Sir James interposed. 'My wife's experience is more limited than her assertion might lead you to suppose. She judges from a single trial.'

She acknowledged the hostile criticism by a disdainful glance, and the Captain came gallantly to her support.

'Ab uno omnes, you know, Sir James. That is often true.' He turned to the lady, who met him smiling. 'What was this single trial? What manner of man was it who proved so lacking in grace?'

'One of those rebels-convict shipped to the plantations. We found him in Barbados, and I bought him to make a groom of him. But he was so little grateful, so little sensible of that betterment of his fortunes that in the end I sent him back to work at sugar-cane.'

The Captain's grave nod approved her. 'Faith, he was rightly served. And what became of him?'

'Just that. He's repenting his bad manners on Sir James' plantation here. A surly, mutinous dog.'

Again Sir James spoke, sadly: 'The poor wretch was a gentleman once, like so many of his misguided fellow-rebels. It was a poor mercy not to have hanged them.'

On that he changed the subject, and Captain Blood having obtained the information that he sought was content to allow him to do so.

But whatever the matter of which they talked, the lady's rare young beauty, combined with a sweet, ingenuous charm of manner, which seemed to bring a twist to the lip of Sir James as he watched her, commanded from their visitor the attentive regard which no man of any gallantry could have withheld. She rewarded him by insisting that whilst he waited in Charlestown he should take up his quarters in their house. She would admit of no refusal. She vowed that all the favour would be of the Captain's bestowing. Too rarely did a distinguished visitor from across the ocean come to relieve the monotony of their life on Nevis.

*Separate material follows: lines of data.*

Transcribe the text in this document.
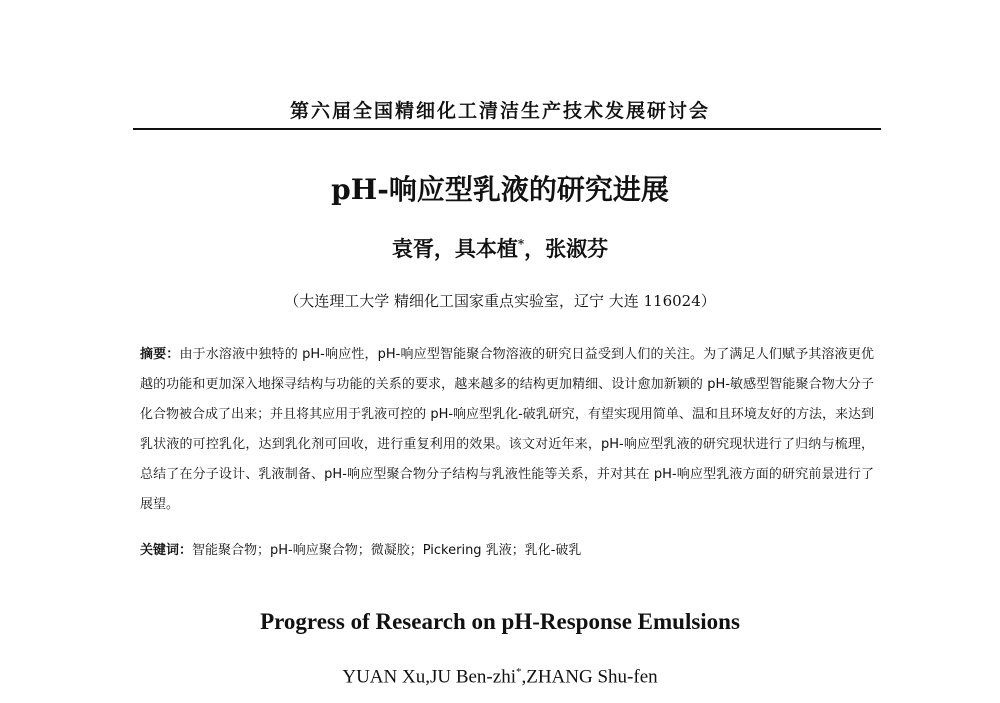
第六届全国精细化工清洁生产技术发展研讨会
pH-响应型乳液的研究进展
袁胥，具本植*，张淑芬
（大连理工大学 精细化工国家重点实验室，辽宁 大连 116024）
摘要：由于水溶液中独特的 pH-响应性，pH-响应型智能聚合物溶液的研究日益受到人们的关注。为了满足人们赋予其溶液更优越的功能和更加深入地探寻结构与功能的关系的要求，越来越多的结构更加精细、设计愈加新颖的 pH-敏感型智能聚合物大分子化合物被合成了出来；并且将其应用于乳液可控的 pH-响应型乳化-破乳研究，有望实现用简单、温和且环境友好的方法，来达到乳状液的可控乳化，达到乳化剂可回收，进行重复利用的效果。该文对近年来，pH-响应型乳液的研究现状进行了归纳与梳理，总结了在分子设计、乳液制备、pH-响应型聚合物分子结构与乳液性能等关系，并对其在 pH-响应型乳液方面的研究前景进行了展望。
关键词：智能聚合物；pH-响应聚合物；微凝胶；Pickering 乳液；乳化-破乳
Progress of Research on pH-Response Emulsions
YUAN Xu,JU Ben-zhi*,ZHANG Shu-fen
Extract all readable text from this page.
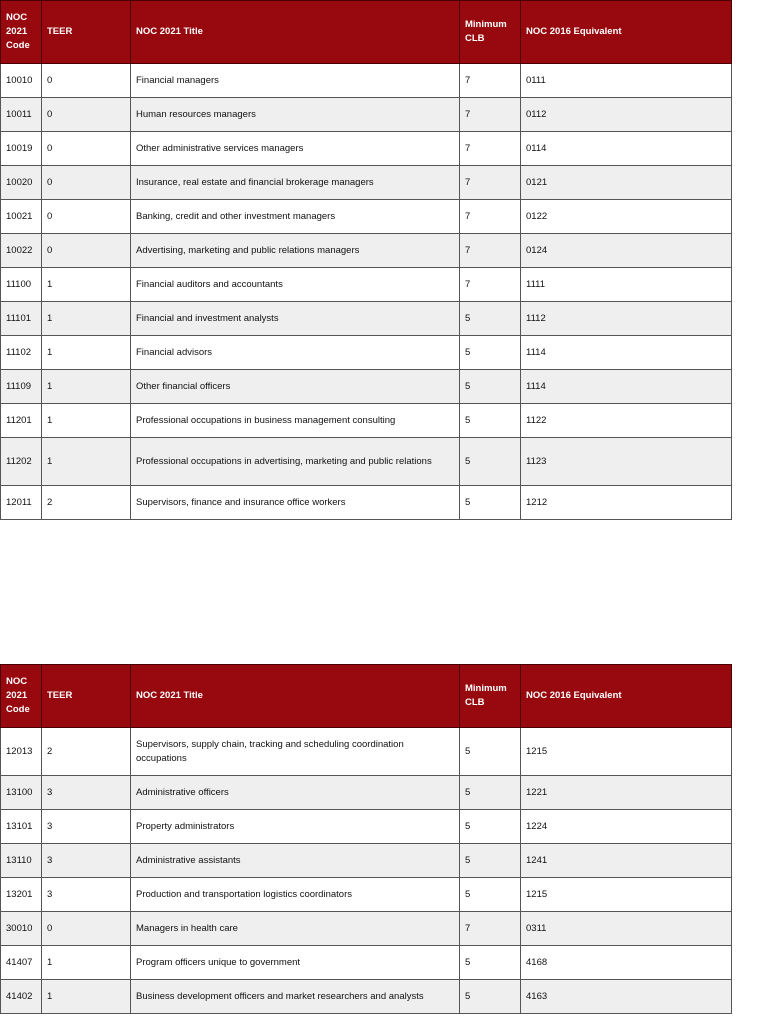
NOC 2021 Code	TEER	NOC 2021 Title	Minimum CLB	NOC 2016 Equivalent
10010	0	Financial managers	7	0111
10011	0	Human resources managers	7	0112
10019	0	Other administrative services managers	7	0114
10020	0	Insurance, real estate and financial brokerage managers	7	0121
10021	0	Banking, credit and other investment managers	7	0122
10022	0	Advertising, marketing and public relations managers	7	0124
11100	1	Financial auditors and accountants	7	1111
11101	1	Financial and investment analysts	5	1112
11102	1	Financial advisors	5	1114
11109	1	Other financial officers	5	1114
11201	1	Professional occupations in business management consulting	5	1122
11202	1	Professional occupations in advertising, marketing and public relations	5	1123
12011	2	Supervisors, finance and insurance office workers	5	1212
NOC 2021 Code	TEER	NOC 2021 Title	Minimum CLB	NOC 2016 Equivalent
12013	2	Supervisors, supply chain, tracking and scheduling coordination occupations	5	1215
13100	3	Administrative officers	5	1221
13101	3	Property administrators	5	1224
13110	3	Administrative assistants	5	1241
13201	3	Production and transportation logistics coordinators	5	1215
30010	0	Managers in health care	7	0311
41407	1	Program officers unique to government	5	4168
41402	1	Business development officers and market researchers and analysts	5	4163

As a further inducement, she enlarged upon the beauties of this island. She must be the Captain's guide to its scented groves, its luxuriant plantations, its crystal streams, so that he should realize what an earthly Paradise was this which her husband had so often heard her denounce a desolate Hell.

Sir James, without illusions, covering his contempt of her light arts with a mask of grave urbanity, confirmed her invitation, whereupon she announced that she would give orders at once to have a room prepared and the Captain must send aboard for what he needed.

Captain Blood accepted this hospitality in graceful terms and without reluctance. Whilst so much may not have been absolutely necessary for the accomplishment of his purpose in Nevis, yet there could be no doubt that residence in the household of Sir James Court might very materially assist him.